Note: in B2G, layer dumping can also be enabled from the Developer menu in Settings.
In addition, both the compositor thread and the content thread (in the case of B2G, the content thread of whichever app you're interested in) must be profiled. For example, on B2G, when profiling the Homescreen app, you might start the profiler with:
./profile.sh start -p b2g -t Compositor && ./profile.sh start -p Homescreen
Having gotten a profile this way, the layer tree for a composite can be seen by clicking on a composite in the "Frames" section of Cleopatra (you may need to a sub-range of samples to make individual composites large enough to be clicked). This will activate the "LayerTree" tab:
In this screenshot, Composite #143 has been selected. The layer tree structure can be seen in the left panel. It contains, for each layer, the type of the layer, and various metrics about the layer, such as the visible region and any transforms. In the right panel, a visualization of the layer tree (based entirely on the aforementioned metrics) is shown. Hovering over a layer in the left panel highlights the layer in the right panel. This is useful for identifying what content each layer corresponds to. Here, I'm hovering over the last layer in the layer tree (a PaintedLayerComposite), and a strip at the top of the right panel is highlighted, telling me that this layer is for the system notification bar in B2G.

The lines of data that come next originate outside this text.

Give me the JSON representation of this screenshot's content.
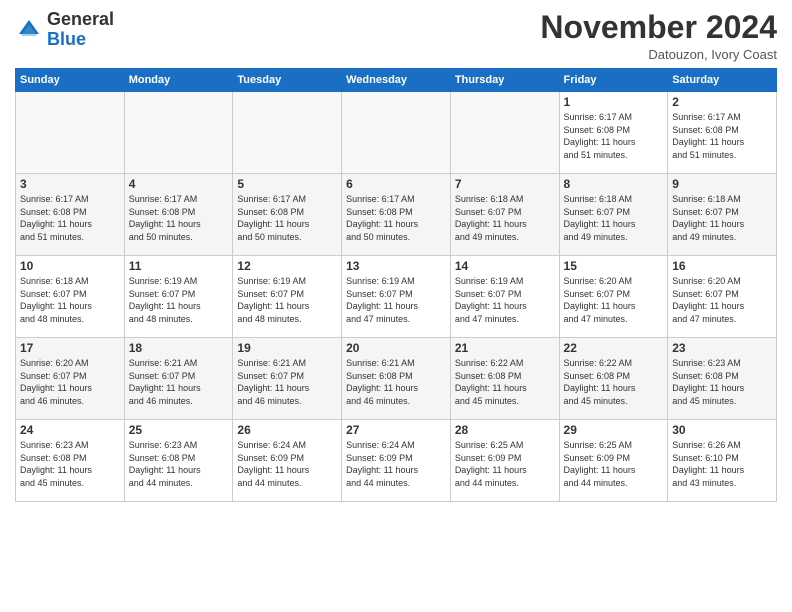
{
  "header": {
    "logo_general": "General",
    "logo_blue": "Blue",
    "month_title": "November 2024",
    "subtitle": "Datouzon, Ivory Coast"
  },
  "days_of_week": [
    "Sunday",
    "Monday",
    "Tuesday",
    "Wednesday",
    "Thursday",
    "Friday",
    "Saturday"
  ],
  "weeks": [
    [
      {
        "day": "",
        "info": "",
        "empty": true
      },
      {
        "day": "",
        "info": "",
        "empty": true
      },
      {
        "day": "",
        "info": "",
        "empty": true
      },
      {
        "day": "",
        "info": "",
        "empty": true
      },
      {
        "day": "",
        "info": "",
        "empty": true
      },
      {
        "day": "1",
        "info": "Sunrise: 6:17 AM\nSunset: 6:08 PM\nDaylight: 11 hours\nand 51 minutes."
      },
      {
        "day": "2",
        "info": "Sunrise: 6:17 AM\nSunset: 6:08 PM\nDaylight: 11 hours\nand 51 minutes."
      }
    ],
    [
      {
        "day": "3",
        "info": "Sunrise: 6:17 AM\nSunset: 6:08 PM\nDaylight: 11 hours\nand 51 minutes."
      },
      {
        "day": "4",
        "info": "Sunrise: 6:17 AM\nSunset: 6:08 PM\nDaylight: 11 hours\nand 50 minutes."
      },
      {
        "day": "5",
        "info": "Sunrise: 6:17 AM\nSunset: 6:08 PM\nDaylight: 11 hours\nand 50 minutes."
      },
      {
        "day": "6",
        "info": "Sunrise: 6:17 AM\nSunset: 6:08 PM\nDaylight: 11 hours\nand 50 minutes."
      },
      {
        "day": "7",
        "info": "Sunrise: 6:18 AM\nSunset: 6:07 PM\nDaylight: 11 hours\nand 49 minutes."
      },
      {
        "day": "8",
        "info": "Sunrise: 6:18 AM\nSunset: 6:07 PM\nDaylight: 11 hours\nand 49 minutes."
      },
      {
        "day": "9",
        "info": "Sunrise: 6:18 AM\nSunset: 6:07 PM\nDaylight: 11 hours\nand 49 minutes."
      }
    ],
    [
      {
        "day": "10",
        "info": "Sunrise: 6:18 AM\nSunset: 6:07 PM\nDaylight: 11 hours\nand 48 minutes."
      },
      {
        "day": "11",
        "info": "Sunrise: 6:19 AM\nSunset: 6:07 PM\nDaylight: 11 hours\nand 48 minutes."
      },
      {
        "day": "12",
        "info": "Sunrise: 6:19 AM\nSunset: 6:07 PM\nDaylight: 11 hours\nand 48 minutes."
      },
      {
        "day": "13",
        "info": "Sunrise: 6:19 AM\nSunset: 6:07 PM\nDaylight: 11 hours\nand 47 minutes."
      },
      {
        "day": "14",
        "info": "Sunrise: 6:19 AM\nSunset: 6:07 PM\nDaylight: 11 hours\nand 47 minutes."
      },
      {
        "day": "15",
        "info": "Sunrise: 6:20 AM\nSunset: 6:07 PM\nDaylight: 11 hours\nand 47 minutes."
      },
      {
        "day": "16",
        "info": "Sunrise: 6:20 AM\nSunset: 6:07 PM\nDaylight: 11 hours\nand 47 minutes."
      }
    ],
    [
      {
        "day": "17",
        "info": "Sunrise: 6:20 AM\nSunset: 6:07 PM\nDaylight: 11 hours\nand 46 minutes."
      },
      {
        "day": "18",
        "info": "Sunrise: 6:21 AM\nSunset: 6:07 PM\nDaylight: 11 hours\nand 46 minutes."
      },
      {
        "day": "19",
        "info": "Sunrise: 6:21 AM\nSunset: 6:07 PM\nDaylight: 11 hours\nand 46 minutes."
      },
      {
        "day": "20",
        "info": "Sunrise: 6:21 AM\nSunset: 6:08 PM\nDaylight: 11 hours\nand 46 minutes."
      },
      {
        "day": "21",
        "info": "Sunrise: 6:22 AM\nSunset: 6:08 PM\nDaylight: 11 hours\nand 45 minutes."
      },
      {
        "day": "22",
        "info": "Sunrise: 6:22 AM\nSunset: 6:08 PM\nDaylight: 11 hours\nand 45 minutes."
      },
      {
        "day": "23",
        "info": "Sunrise: 6:23 AM\nSunset: 6:08 PM\nDaylight: 11 hours\nand 45 minutes."
      }
    ],
    [
      {
        "day": "24",
        "info": "Sunrise: 6:23 AM\nSunset: 6:08 PM\nDaylight: 11 hours\nand 45 minutes."
      },
      {
        "day": "25",
        "info": "Sunrise: 6:23 AM\nSunset: 6:08 PM\nDaylight: 11 hours\nand 44 minutes."
      },
      {
        "day": "26",
        "info": "Sunrise: 6:24 AM\nSunset: 6:09 PM\nDaylight: 11 hours\nand 44 minutes."
      },
      {
        "day": "27",
        "info": "Sunrise: 6:24 AM\nSunset: 6:09 PM\nDaylight: 11 hours\nand 44 minutes."
      },
      {
        "day": "28",
        "info": "Sunrise: 6:25 AM\nSunset: 6:09 PM\nDaylight: 11 hours\nand 44 minutes."
      },
      {
        "day": "29",
        "info": "Sunrise: 6:25 AM\nSunset: 6:09 PM\nDaylight: 11 hours\nand 44 minutes."
      },
      {
        "day": "30",
        "info": "Sunrise: 6:26 AM\nSunset: 6:10 PM\nDaylight: 11 hours\nand 43 minutes."
      }
    ]
  ]
}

Sometimes, it's useful to see not only the structure of the layer tree for each composite, but also the rendered textures for each layer. This can be achieved by additionally setting the
layers.dump-texture pref to
true, or by adding
-f layersdump to the profiler command line (the latter implies both the
Warning: Dumping texture data slows performance considerably, and requires a lot of storage for the profile files. Expect rendering to happen at a significantly reduced frame rate when profiling this way, and keep the duration of the capture short, to ensure the samples of interest aren't overwritten.
Here's how the Layer Tree view looks in Cleopatra with texture data:
This time, the visualization in right panel shows the actual textures rather than just the outlines of the layers. This can be very useful for debugging correctness problems such as a temporary visual/rendering glitch, because it allows you to find the precise composite that shows the glitch, and look at the layer tree for that composite.
Visualizing a layer tree without a profile
If you have a layer dump from somewhere (such as from
adb logcat on B2G), you can get Cleopatra to visualize it (just the structure of course, not textures) without needing a profile. To do so, paste the layer dump into the "Enter your profile data here" text field on the front page of Cleopatra:
The resulting "profile" will have the Layer Tree view enabled (but nothing else). This is useful in cases where you want to gain a quick visual understanding of a layer dump without having to take a profile.
On B2G, each line of a layer dump in
adb logcat output is prefixed with something like
I/Gecko (30593):. Cleopatra doesn't currently understand this prefix, so it needs to be removed before pasting.
Dump the display list after each refresh with the texture data. This can be used to debug correctness problems.